从本小节开始,打算以一种实例的方式来讲解API,以实例应用为线索,遇到新的API在逐一讲解。
sequential()构建简单模型
from tensorflow.keras import layers
model = tf.keras.Sequential()
model.add(layers.Dense(32, activation='tanh'))
model.add(layers.Dense(32, activation='relu'))
model.add(layers.Dense(10, activation='softmax'))
model.add(layers.Dense(32, input_shape=(16,)))
model
#<tensorflow.python.keras.engintane.sequential.Sequential at 0x1fcc0aada20>
layers.Dense()在这里相当于一个全连接层.其输出是:output = activation(dot(input, kernel) + bias),很正常的前向传播过程。layers.Dense()的参数如下:
- units 表示输出空间的维度,即某个样本的输出维度。
- activition 激活函数,如果没有指定,则a(x)=x.
- use_bias 是否使用偏置项,默认为True
- kernel_initializer kernel权重矩阵的初始化器,默认为"glorot_uniform",可以理解为均匀分布
- bias_initializer 偏置项初始值,默认为0
- kernel_regularizer 应用于kernel权重矩阵的正则函数,默认为None
- bias_regularizer bias的正则函数,默认为None
- activity_regularizer 激活函数的正则,默认None
- kernel_constraint kernel的限制函数,默认为None
- bias_constraint bias的限制函数,默认为None
值得一提的是:不在参数列表中的两个参数input_shape和input_dim.
- input_shape: N-D tensor with shape: (batch_size, …, input_dim). The most common situation would be a 2D input with shape (batch_size, input_dim)
- input_dim: N-D tensor with shape: (batch_size, …, units).

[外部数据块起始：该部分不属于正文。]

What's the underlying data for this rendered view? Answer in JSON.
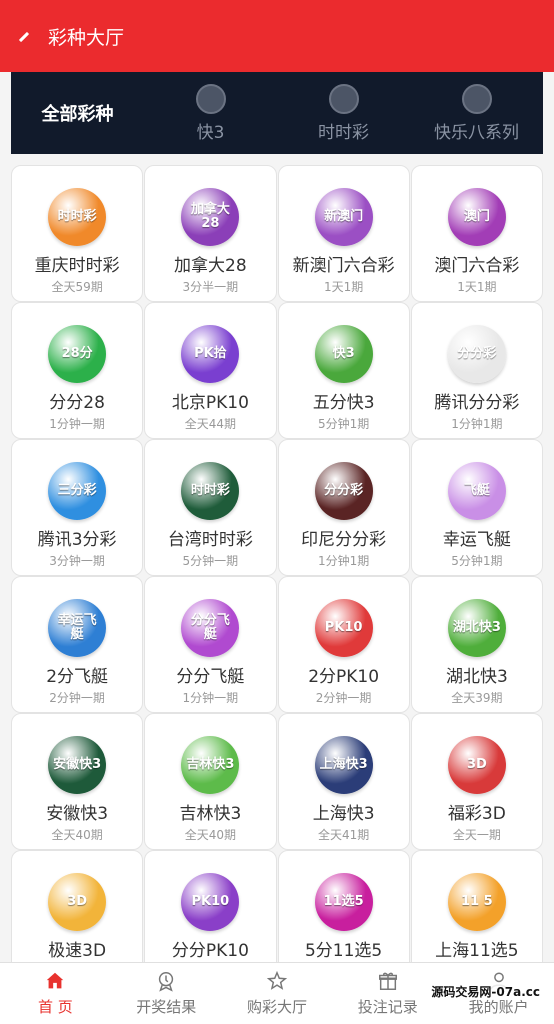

For instance, for a 2D input with shape (batch_size, input_dim), the output would have shape (batch_size, units).
配置模型网络参数
from tensorflow.keras.layers import Dense
layers.Dense(32, activation='relu')
layers.Dense(32, activation=tf.sigmoid)
layers.Dense(32, kernel_initializer='orthogonal')
layers.Dense(32, kernel_initializer=tf.keras.initializers.glorot_normal)

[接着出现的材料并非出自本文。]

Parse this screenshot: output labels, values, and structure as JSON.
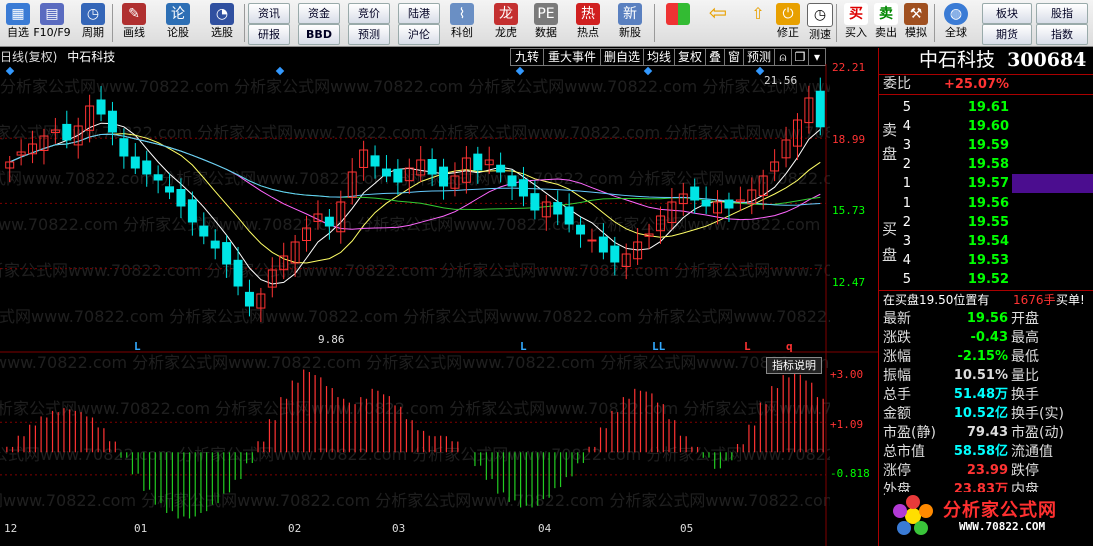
{
  "toolbar": {
    "groups": [
      {
        "label": "自选",
        "icon": "grid-icon",
        "color": "#3a7bd5"
      },
      {
        "label": "F10/F9",
        "icon": "doc-icon",
        "color": "#5a6bc0"
      },
      {
        "label": "周期",
        "icon": "clock-icon",
        "color": "#3466b8"
      },
      {
        "label": "画线",
        "icon": "pencil-icon",
        "color": "#b03030"
      },
      {
        "label": "论股",
        "icon": "chat-icon",
        "color": "#2d6fb5"
      },
      {
        "label": "选股",
        "icon": "gauge-icon",
        "color": "#3050a0"
      }
    ],
    "small_buttons_row1": [
      "资讯",
      "资金",
      "竞价",
      "陆港"
    ],
    "small_buttons_row2": [
      "研报",
      "BBD",
      "预测",
      "沪伦"
    ],
    "apps": [
      "科创",
      "龙虎",
      "数据",
      "热点",
      "新股"
    ],
    "right_buttons": [
      "修正",
      "测速",
      "买入",
      "卖出",
      "模拟",
      "全球"
    ],
    "right_small_row1": [
      "板块",
      "股指"
    ],
    "right_small_row2": [
      "期货",
      "指数"
    ]
  },
  "chart": {
    "title": "日线(复权)",
    "stock_name": "中石科技",
    "tabs": [
      "九转",
      "重大事件",
      "删自选",
      "均线",
      "复权",
      "叠",
      "窗",
      "预测"
    ],
    "price_ticks": [
      "22.21",
      "18.99",
      "15.73",
      "12.47"
    ],
    "high_marker": "21.56",
    "low_marker": "9.86",
    "indicator_button": "指标说明",
    "indicator_ticks": [
      "+3.00",
      "+1.09",
      "-0.818"
    ],
    "x_ticks": [
      "12",
      "01",
      "02",
      "03",
      "04",
      "05"
    ],
    "l_markers": [
      "L",
      "L",
      "LL",
      "L",
      "q"
    ]
  },
  "quote": {
    "name": "中石科技",
    "code": "300684",
    "weibi_label": "委比",
    "weibi_value": "+25.07%",
    "sell_label": [
      "卖",
      "盘"
    ],
    "buy_label": [
      "买",
      "盘"
    ],
    "asks": [
      {
        "level": "5",
        "price": "19.61"
      },
      {
        "level": "4",
        "price": "19.60"
      },
      {
        "level": "3",
        "price": "19.59"
      },
      {
        "level": "2",
        "price": "19.58"
      },
      {
        "level": "1",
        "price": "19.57"
      }
    ],
    "bids": [
      {
        "level": "1",
        "price": "19.56"
      },
      {
        "level": "2",
        "price": "19.55"
      },
      {
        "level": "3",
        "price": "19.54"
      },
      {
        "level": "4",
        "price": "19.53"
      },
      {
        "level": "5",
        "price": "19.52"
      }
    ],
    "notice_prefix": "在买盘19.50位置有",
    "notice_amount": "1676手",
    "notice_suffix": "买单!",
    "stats": [
      {
        "label": "最新",
        "value": "19.56",
        "label2": "开盘",
        "color": "#0f0"
      },
      {
        "label": "涨跌",
        "value": "-0.43",
        "label2": "最高",
        "color": "#0f0"
      },
      {
        "label": "涨幅",
        "value": "-2.15%",
        "label2": "最低",
        "color": "#0f0"
      },
      {
        "label": "振幅",
        "value": "10.51%",
        "label2": "量比",
        "color": "#ddd"
      },
      {
        "label": "总手",
        "value": "51.48万",
        "label2": "换手",
        "color": "#0ff"
      },
      {
        "label": "金额",
        "value": "10.52亿",
        "label2": "换手(实)",
        "color": "#0ff"
      },
      {
        "label": "市盈(静)",
        "value": "79.43",
        "label2": "市盈(动)",
        "color": "#ddd"
      },
      {
        "label": "总市值",
        "value": "58.58亿",
        "label2": "流通值",
        "color": "#0ff"
      },
      {
        "label": "涨停",
        "value": "23.99",
        "label2": "跌停",
        "color": "#f33"
      },
      {
        "label": "外盘",
        "value": "23.83万",
        "label2": "内盘",
        "color": "#f33"
      }
    ],
    "logo_text": "分析家公式网",
    "logo_url": "WWW.70822.COM"
  },
  "watermark": "分析家公式网www.70822.com",
  "colors": {
    "up": "#ff3333",
    "down": "#00e5e5",
    "grid": "#800000"
  },
  "chart_data": {
    "type": "line",
    "candles_close": [
      17.8,
      18.3,
      18.7,
      19.1,
      19.4,
      18.9,
      19.6,
      20.6,
      20.2,
      19.3,
      18.1,
      17.5,
      17.2,
      16.9,
      16.3,
      15.6,
      14.8,
      14.1,
      13.5,
      12.7,
      11.6,
      10.6,
      11.2,
      12.4,
      13.1,
      13.8,
      14.5,
      15.2,
      14.6,
      15.8,
      17.3,
      18.4,
      17.6,
      17.1,
      16.8,
      17.5,
      17.9,
      17.2,
      16.6,
      17.1,
      18.0,
      17.4,
      17.9,
      17.3,
      16.6,
      16.1,
      15.4,
      15.8,
      15.2,
      14.7,
      14.2,
      13.9,
      13.3,
      12.8,
      13.2,
      13.8,
      14.2,
      15.1,
      15.8,
      16.2,
      15.9,
      15.6,
      15.8,
      15.5,
      15.9,
      16.4,
      17.1,
      17.8,
      18.9,
      19.9,
      21.0,
      19.56
    ],
    "indicator": [
      0.2,
      0.6,
      1.0,
      1.3,
      1.5,
      1.6,
      1.5,
      1.3,
      0.9,
      0.4,
      -0.2,
      -0.8,
      -1.4,
      -1.9,
      -2.2,
      -2.4,
      -2.4,
      -2.2,
      -1.9,
      -1.5,
      -1.0,
      -0.4,
      0.4,
      1.2,
      2.0,
      2.6,
      3.0,
      2.8,
      2.4,
      2.0,
      1.8,
      2.0,
      2.3,
      2.1,
      1.7,
      1.2,
      0.8,
      0.6,
      0.6,
      0.4,
      0.0,
      -0.5,
      -1.0,
      -1.5,
      -1.8,
      -2.0,
      -2.0,
      -1.7,
      -1.3,
      -0.9,
      -0.4,
      0.2,
      0.9,
      1.5,
      2.0,
      2.3,
      2.2,
      1.8,
      1.2,
      0.6,
      0.2,
      -0.2,
      -0.6,
      -0.3,
      0.3,
      1.0,
      1.8,
      2.4,
      2.8,
      2.9,
      2.6,
      2.0
    ]
  }
}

layers.Dense(32, kernel_regularizer=tf.keras.regularizers.l2(0.02))
layers.Dense(32, kernel_regularizer=tf.keras.regularizers.l1(0.01))
模型训练的完整过程
模型构建完成之后,需要进行编译,把高级API的实现转化为低级API的实现。
model = tf.keras.Sequential()
model.add(layers.Dense(64, activation='relu'))

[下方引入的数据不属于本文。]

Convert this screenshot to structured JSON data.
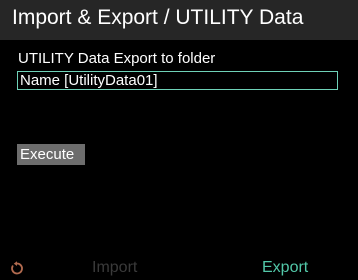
{
  "header": {
    "title": "Import & Export / UTILITY Data"
  },
  "main": {
    "subtitle": "UTILITY Data Export to folder",
    "name_field": {
      "value": "Name [UtilityData01]"
    },
    "execute_label": "Execute"
  },
  "footer": {
    "back_icon": "rotate-back-icon",
    "import_label": "Import",
    "export_label": "Export"
  },
  "colors": {
    "accent": "#52c7a8",
    "field_border": "#6fd2b8",
    "title_bar": "#262626",
    "button_bg": "#6d6d6d",
    "disabled_text": "#3a3a3a",
    "back_icon": "#b16a4f"
  }
}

model.add(layers.Dense(64, activation='tanh'))
model.add(layers.Dense(16, activation='softmax'))
model.compile(optimizer=tf.keras.optimizers.Adam(0.001),
loss=tf.keras.losses.categorical_hinge,
metrics=[tf.keras.metrics.Recall])
随机生成数据,进行模型训练
import numpy as np
>>>train_x = np.random.random((1000, 128))
>>>train_y = np.random.random((1000, 10))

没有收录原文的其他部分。